Hats, paintings, sculptures and masks by junior and senior pupils at St John’s College in Southsea were a big hit with dozens of visitors to the first ever whole-school art show.
More than £300 in ticket sales will now go to Soham for Kids, a school for orphans and impoverished children based in one of the most deprived areas of Hyderabad, India.
Katie Whittaker, 13, who displayed a still life drawing and a Cubist portrait painting, says: ‘We had to study Picasso’s work in class and then create our own picture which was inspired by his work.
‘I blended faces together and focused on their features.’
Ellie Hayes, 12, presented a vivid abstract canvas with orange, yellow and brown shapes.
She says: ‘I felt very proud to show my work – it is nice to know that someone else will appreciate my art.’
Her mum, Stephanie, who was particularly taken with a group painting inspired by 16th century Guiseppe Acrimboldo’s human portraits out of a selection of fruits, adds: ‘The standard was really high across all year groups.’
Alex Norton, 12, had a sketch book with a range of portraits and collages on display.
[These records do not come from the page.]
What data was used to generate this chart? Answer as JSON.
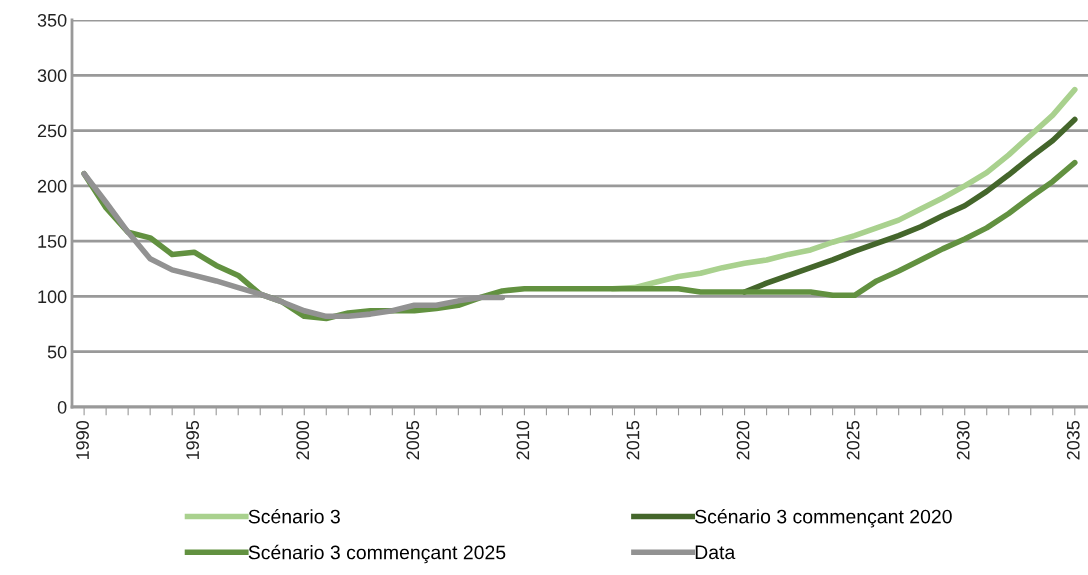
{
  "chart_data": {
    "type": "line",
    "x": [
      1990,
      1991,
      1992,
      1993,
      1994,
      1995,
      1996,
      1997,
      1998,
      1999,
      2000,
      2001,
      2002,
      2003,
      2004,
      2005,
      2006,
      2007,
      2008,
      2009,
      2010,
      2011,
      2012,
      2013,
      2014,
      2015,
      2016,
      2017,
      2018,
      2019,
      2020,
      2021,
      2022,
      2023,
      2024,
      2025,
      2026,
      2027,
      2028,
      2029,
      2030,
      2031,
      2032,
      2033,
      2034,
      2035
    ],
    "series": [
      {
        "name": "Scénario 3",
        "color": "#a9d18e",
        "values": [
          null,
          null,
          null,
          null,
          null,
          null,
          null,
          null,
          null,
          null,
          null,
          null,
          null,
          null,
          null,
          null,
          null,
          null,
          null,
          null,
          null,
          null,
          null,
          null,
          107,
          108,
          113,
          118,
          121,
          126,
          130,
          133,
          138,
          142,
          149,
          155,
          162,
          169,
          179,
          189,
          200,
          212,
          228,
          246,
          264,
          287
        ]
      },
      {
        "name": "Scénario 3 commençant 2020",
        "color": "#44662b",
        "values": [
          null,
          null,
          null,
          null,
          null,
          null,
          null,
          null,
          null,
          null,
          null,
          null,
          null,
          null,
          null,
          null,
          null,
          null,
          null,
          null,
          null,
          null,
          null,
          null,
          null,
          null,
          null,
          null,
          null,
          null,
          104,
          112,
          119,
          126,
          133,
          141,
          148,
          155,
          163,
          173,
          182,
          195,
          210,
          226,
          241,
          260
        ]
      },
      {
        "name": "Scénario 3 commençant 2025",
        "color": "#629140",
        "values": [
          211,
          180,
          158,
          153,
          138,
          140,
          128,
          119,
          102,
          95,
          82,
          80,
          85,
          87,
          87,
          87,
          89,
          92,
          99,
          105,
          107,
          107,
          107,
          107,
          107,
          107,
          107,
          107,
          104,
          104,
          104,
          104,
          104,
          104,
          101,
          101,
          114,
          123,
          133,
          143,
          152,
          162,
          175,
          190,
          204,
          221
        ]
      },
      {
        "name": "Data",
        "color": "#929292",
        "values": [
          211,
          185,
          158,
          134,
          124,
          119,
          114,
          108,
          102,
          95,
          87,
          82,
          82,
          84,
          87,
          92,
          92,
          96,
          99,
          99,
          null,
          null,
          null,
          null,
          null,
          null,
          null,
          null,
          null,
          null,
          null,
          null,
          null,
          null,
          null,
          null,
          null,
          null,
          null,
          null,
          null,
          null,
          null,
          null,
          null,
          null
        ]
      }
    ],
    "xlim": [
      1989.45,
      2035.6
    ],
    "xticks": [
      1990,
      {
        "value": 1991,
        "label": null
      },
      {
        "value": 1992,
        "label": null
      },
      {
        "value": 1993,
        "label": null
      },
      {
        "value": 1994,
        "label": null
      },
      1995,
      {
        "value": 1996,
        "label": null
      },
      {
        "value": 1997,
        "label": null
      },
      {
        "value": 1998,
        "label": null
      },
      {
        "value": 1999,
        "label": null
      },
      2000,
      {
        "value": 2001,
        "label": null
      },
      {
        "value": 2002,
        "label": null
      },
      {
        "value": 2003,
        "label": null
      },
      {
        "value": 2004,
        "label": null
      },
      2005,
      {
        "value": 2006,
        "label": null
      },
      {
        "value": 2007,
        "label": null
      },
      {
        "value": 2008,
        "label": null
      },
      {
        "value": 2009,
        "label": null
      },
      2010,
      {
        "value": 2011,
        "label": null
      },
      {
        "value": 2012,
        "label": null
      },
      {
        "value": 2013,
        "label": null
      },
      {
        "value": 2014,
        "label": null
      },
      2015,
      {
        "value": 2016,
        "label": null
      },
      {
        "value": 2017,
        "label": null
      },
      {
        "value": 2018,
        "label": null
      },
      {
        "value": 2019,
        "label": null
      },
      2020,
      {
        "value": 2021,
        "label": null
      },
      {
        "value": 2022,
        "label": null
      },
      {
        "value": 2023,
        "label": null
      },
      {
        "value": 2024,
        "label": null
      },
      2025,
      {
        "value": 2026,
        "label": null
      },
      {
        "value": 2027,
        "label": null
      },
      {
        "value": 2028,
        "label": null
      },
      {
        "value": 2029,
        "label": null
      },
      2030,
      {
        "value": 2031,
        "label": null
      },
      {
        "value": 2032,
        "label": null
      },
      {
        "value": 2033,
        "label": null
      },
      {
        "value": 2034,
        "label": null
      },
      2035
    ],
    "ylim": [
      0,
      350
    ],
    "yticks": [
      0,
      50,
      100,
      150,
      200,
      250,
      300,
      350
    ],
    "grid": "y",
    "legend": "bottom",
    "marker": "none",
    "line_style": "solid"
  }
}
He says: ‘It’s good that everyone had the chance to look at my sketches during the exhibition.’
The event was organised by art teacher Maggie Callan, who has already inspired 22-year-old James Kirk, from Southsea, to support Soham for Kids by flying out to India to teach English.
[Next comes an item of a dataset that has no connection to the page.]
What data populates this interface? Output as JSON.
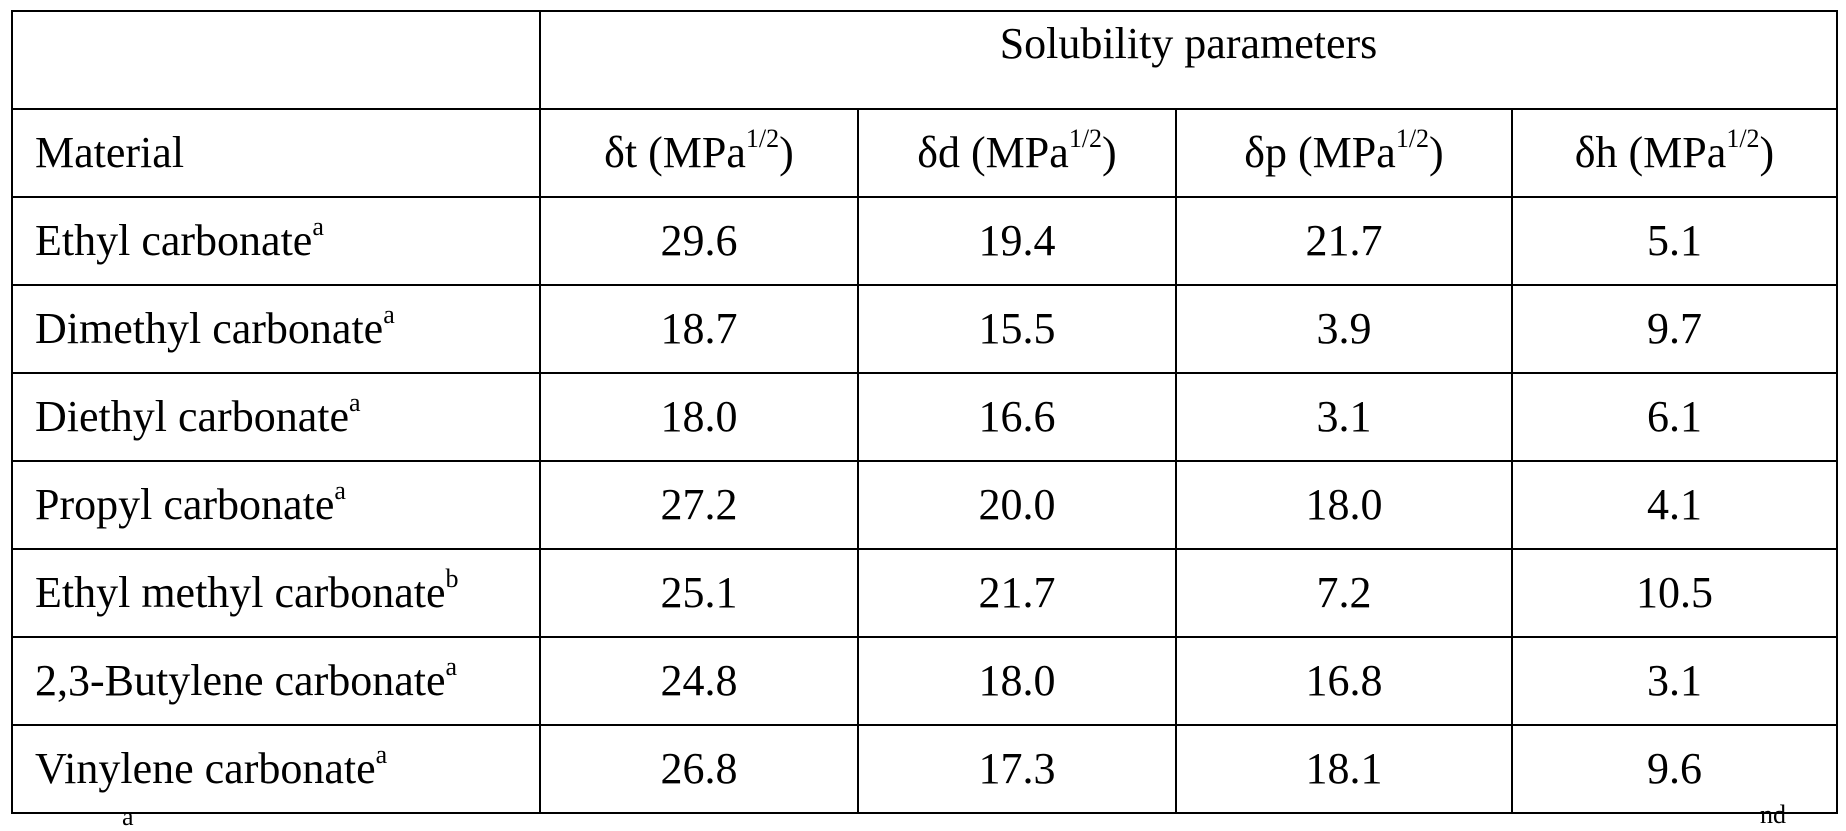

He says: ‘The exhibition was really good, and it was nice to see everyone supporting such a good cause. I’ve taken some photos to show the children and staff at the school in Hyderabad.’
Maggie adds: ‘It’s fantastic how the pupils of St John’s College have raised money for Soham for Kids – directly supporting children in need of education and welfare.’
Cllr Rob Wood, the city’s cabinet member for education, attended the show with his wife Debra.
He says: ‘It is a delight to see such a variety of creative and interesting artwork – it is very important to encourage attainment but also expression and creativity.’